Hurricane aid shouldn't cut into programs for the poor, bishops say
By Patricia Zapor
WASHINGTON (CNS) -- The chairmen of two U.S. bishops' committees warned members of Congress not to try to meet the needs of victims of hurricanes Katrina and Rita by cutting programs that serve vulnerable people.
"We will oppose any effort to pay for the costs of Katrina and Rita by cutting services in essential programs that serve the basic needs of low-income or vulnerable people," said an Oct. 19 letter from Archbishop Joseph A. Fiorenza of Galveston-Houston, who chairs the bishops' hurricane relief task force, and Bishop Nicholas A. DiMarzio of Brooklyn, N.Y., who heads their domestic policy committee.
"How we meet this challenge will be a test and an important sign of what kind of a nation we are and wish to be," said the letter, the text of which was released Oct. 24 by the bishops' Department of Communications.
It asked members of Congress to consider some fundamental points as they try to reconcile funding to meet the needs of hurricane victims with other spending priorities.
"The needs of the poor and most vulnerable must have first claim on our common efforts," said the letter. "The poor and vulnerable cannot be left behind again."
But the nation cannot meet the needs of hurricane victims by reducing help for the poor and vulnerable elsewhere in the country, it continued.
"It would be wrong to cut essential food, housing and health care for the poor while the rest of us make no real sacrifice and, in fact, benefit from recent tax cuts," the bishops said. They asked for commitments to care for hurricane victims with benefits such as food stamps, Medicaid and housing "without harming or taking benefits from other poor and vulnerable people who depend on them as well."
House Republican leaders earlier this year agreed to cut $35 billion over five years from federal programs including Medicare, Medicaid, food stamps and subsidized child care. Some House leaders have been pushing to increase the cuts to $50 billion to offset the costs of aiding hurricane victims.
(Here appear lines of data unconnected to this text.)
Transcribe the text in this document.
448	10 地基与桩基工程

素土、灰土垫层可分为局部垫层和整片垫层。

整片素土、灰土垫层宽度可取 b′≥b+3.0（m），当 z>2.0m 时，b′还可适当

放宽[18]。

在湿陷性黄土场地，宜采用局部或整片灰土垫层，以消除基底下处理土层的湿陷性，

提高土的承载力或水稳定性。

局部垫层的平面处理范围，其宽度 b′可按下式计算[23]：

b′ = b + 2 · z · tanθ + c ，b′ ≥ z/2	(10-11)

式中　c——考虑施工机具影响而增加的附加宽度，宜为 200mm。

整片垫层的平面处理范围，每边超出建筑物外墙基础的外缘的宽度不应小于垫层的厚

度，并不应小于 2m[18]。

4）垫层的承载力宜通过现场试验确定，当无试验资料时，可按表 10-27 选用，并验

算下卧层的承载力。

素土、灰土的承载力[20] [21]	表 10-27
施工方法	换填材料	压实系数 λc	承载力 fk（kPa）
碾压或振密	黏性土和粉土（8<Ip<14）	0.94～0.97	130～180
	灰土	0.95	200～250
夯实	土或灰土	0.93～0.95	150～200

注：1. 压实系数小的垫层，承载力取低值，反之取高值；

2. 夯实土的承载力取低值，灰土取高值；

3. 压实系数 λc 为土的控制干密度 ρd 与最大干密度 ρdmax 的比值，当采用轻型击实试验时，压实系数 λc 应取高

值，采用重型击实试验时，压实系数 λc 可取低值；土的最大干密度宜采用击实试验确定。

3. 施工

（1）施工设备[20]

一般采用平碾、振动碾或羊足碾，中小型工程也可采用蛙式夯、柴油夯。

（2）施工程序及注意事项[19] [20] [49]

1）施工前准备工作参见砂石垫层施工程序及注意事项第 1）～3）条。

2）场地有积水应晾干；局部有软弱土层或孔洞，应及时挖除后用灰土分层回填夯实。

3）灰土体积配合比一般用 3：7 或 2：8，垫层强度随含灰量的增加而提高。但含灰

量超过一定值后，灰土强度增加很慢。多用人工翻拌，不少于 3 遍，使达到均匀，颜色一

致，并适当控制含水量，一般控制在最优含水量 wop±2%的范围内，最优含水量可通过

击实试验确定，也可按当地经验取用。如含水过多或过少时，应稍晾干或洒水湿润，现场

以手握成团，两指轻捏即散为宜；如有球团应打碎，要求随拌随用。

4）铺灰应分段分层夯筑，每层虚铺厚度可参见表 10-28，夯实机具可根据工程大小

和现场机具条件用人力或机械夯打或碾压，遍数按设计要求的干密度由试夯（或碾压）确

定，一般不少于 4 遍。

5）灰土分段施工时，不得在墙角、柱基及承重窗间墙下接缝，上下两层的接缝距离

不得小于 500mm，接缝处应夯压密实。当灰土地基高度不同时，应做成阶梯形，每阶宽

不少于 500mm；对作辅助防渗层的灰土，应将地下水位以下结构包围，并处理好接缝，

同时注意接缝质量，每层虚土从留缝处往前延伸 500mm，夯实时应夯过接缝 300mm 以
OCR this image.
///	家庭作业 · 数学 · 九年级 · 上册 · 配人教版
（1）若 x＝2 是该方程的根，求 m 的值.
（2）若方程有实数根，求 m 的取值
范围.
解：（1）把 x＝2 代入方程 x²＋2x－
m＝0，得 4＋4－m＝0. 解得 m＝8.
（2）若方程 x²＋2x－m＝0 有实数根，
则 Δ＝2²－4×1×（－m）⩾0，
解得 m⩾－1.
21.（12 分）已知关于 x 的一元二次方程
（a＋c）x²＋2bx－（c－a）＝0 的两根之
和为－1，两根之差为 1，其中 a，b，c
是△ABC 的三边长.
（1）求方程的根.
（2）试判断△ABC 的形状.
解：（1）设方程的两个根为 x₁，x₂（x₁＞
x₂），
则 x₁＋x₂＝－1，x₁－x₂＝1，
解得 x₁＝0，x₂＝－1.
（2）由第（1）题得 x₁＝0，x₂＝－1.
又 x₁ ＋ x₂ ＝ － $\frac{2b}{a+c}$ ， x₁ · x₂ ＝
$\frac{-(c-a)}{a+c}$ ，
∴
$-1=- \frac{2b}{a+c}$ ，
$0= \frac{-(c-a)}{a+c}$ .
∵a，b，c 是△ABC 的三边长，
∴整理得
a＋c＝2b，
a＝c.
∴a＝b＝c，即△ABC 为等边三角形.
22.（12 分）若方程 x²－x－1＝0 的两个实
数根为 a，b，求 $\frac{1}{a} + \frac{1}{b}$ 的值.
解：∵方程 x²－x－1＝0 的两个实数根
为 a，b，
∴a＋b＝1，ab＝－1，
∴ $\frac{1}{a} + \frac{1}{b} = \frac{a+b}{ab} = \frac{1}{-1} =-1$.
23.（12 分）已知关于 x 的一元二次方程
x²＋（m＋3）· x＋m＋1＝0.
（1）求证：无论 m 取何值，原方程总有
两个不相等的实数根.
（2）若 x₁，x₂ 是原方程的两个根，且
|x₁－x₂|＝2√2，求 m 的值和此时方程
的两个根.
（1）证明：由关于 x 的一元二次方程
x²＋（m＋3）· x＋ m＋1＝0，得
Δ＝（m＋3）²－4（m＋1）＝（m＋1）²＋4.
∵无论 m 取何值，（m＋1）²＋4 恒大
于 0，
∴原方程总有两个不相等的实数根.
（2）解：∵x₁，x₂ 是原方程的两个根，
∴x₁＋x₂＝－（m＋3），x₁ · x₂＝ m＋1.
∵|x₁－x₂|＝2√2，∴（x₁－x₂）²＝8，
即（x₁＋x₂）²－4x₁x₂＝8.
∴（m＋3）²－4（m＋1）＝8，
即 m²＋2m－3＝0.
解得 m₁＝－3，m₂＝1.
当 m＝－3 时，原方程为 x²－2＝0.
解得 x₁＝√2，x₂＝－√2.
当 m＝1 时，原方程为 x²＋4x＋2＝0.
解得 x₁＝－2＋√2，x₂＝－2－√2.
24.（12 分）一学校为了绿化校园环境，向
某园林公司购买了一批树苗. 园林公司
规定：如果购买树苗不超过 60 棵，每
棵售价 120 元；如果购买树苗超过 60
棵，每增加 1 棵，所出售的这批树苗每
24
One group of Senate Republicans has proposed delaying for two years the new Medicare prescription drug benefit and using those funds to offset Katrina relief costs.
The letter from the bishops also asked members of Congress to give a meaningful role to people affected by the hurricanes in rebuilding communities.
"Planning for the future must include those with the most at stake," the bishops said. "The work to be done in rebuilding should offer decent jobs at decent wages for those who have lost work and opportunity."
Bishop DiMarzio and Archbishop Fiorenza said they also are concerned about "sweeping efforts to ignore or set aside federal wage, environmental and civil rights protections."
Within a week of Hurricane Katrina hitting the Gulf Coast, the Bush administration suspended the Davis-Bacon Act, a 1931 law that requires federal contractors to pay workers the going local wage rate.
The Washington Post, The Associated Press and The Wall Street Journal have reported on immigration raids at shelters for hurricane evacuees.
In an Oct. 24 column in The Washington Post, Janet Murguia, president of the National Council of La Raza, said this is the first time in decades federal authorities have refused to announce after a disaster that, for humanitarian reasons, they would not use the relief effort as an enforcement opportunity for immigration violations.
The bishops pointed out that the United States has many responsibilities and priorities both domestically and internationally. "Our country is a nation at war, it faces large deficits and now must rebuild after the worst natural disaster to hit us," they said. To meet those demands, spending and tax policies must be considered in light of obligations to the most vulnerable people wherever they are, the bishops said.
"Adequate federal resources must be available to help protect the life and dignity of all our sisters and brothers," they said. "The burdens and costs of these challenges must be shared widely and fairly."
The letter echoed many of the points of a statement, "Hurricane Katrina: Reaching Out, Renewal and Recovery in Faith and Solidarity," approved by the bishops' Administrative Committee at its September meeting.
Drawing on Catholic social teaching, the statement spelled out concerns for human dignity, the option for the poor, subsidiarity, solidarity, human rights, family and community participation, care for creation, the dignity and rights of workers, and the common good.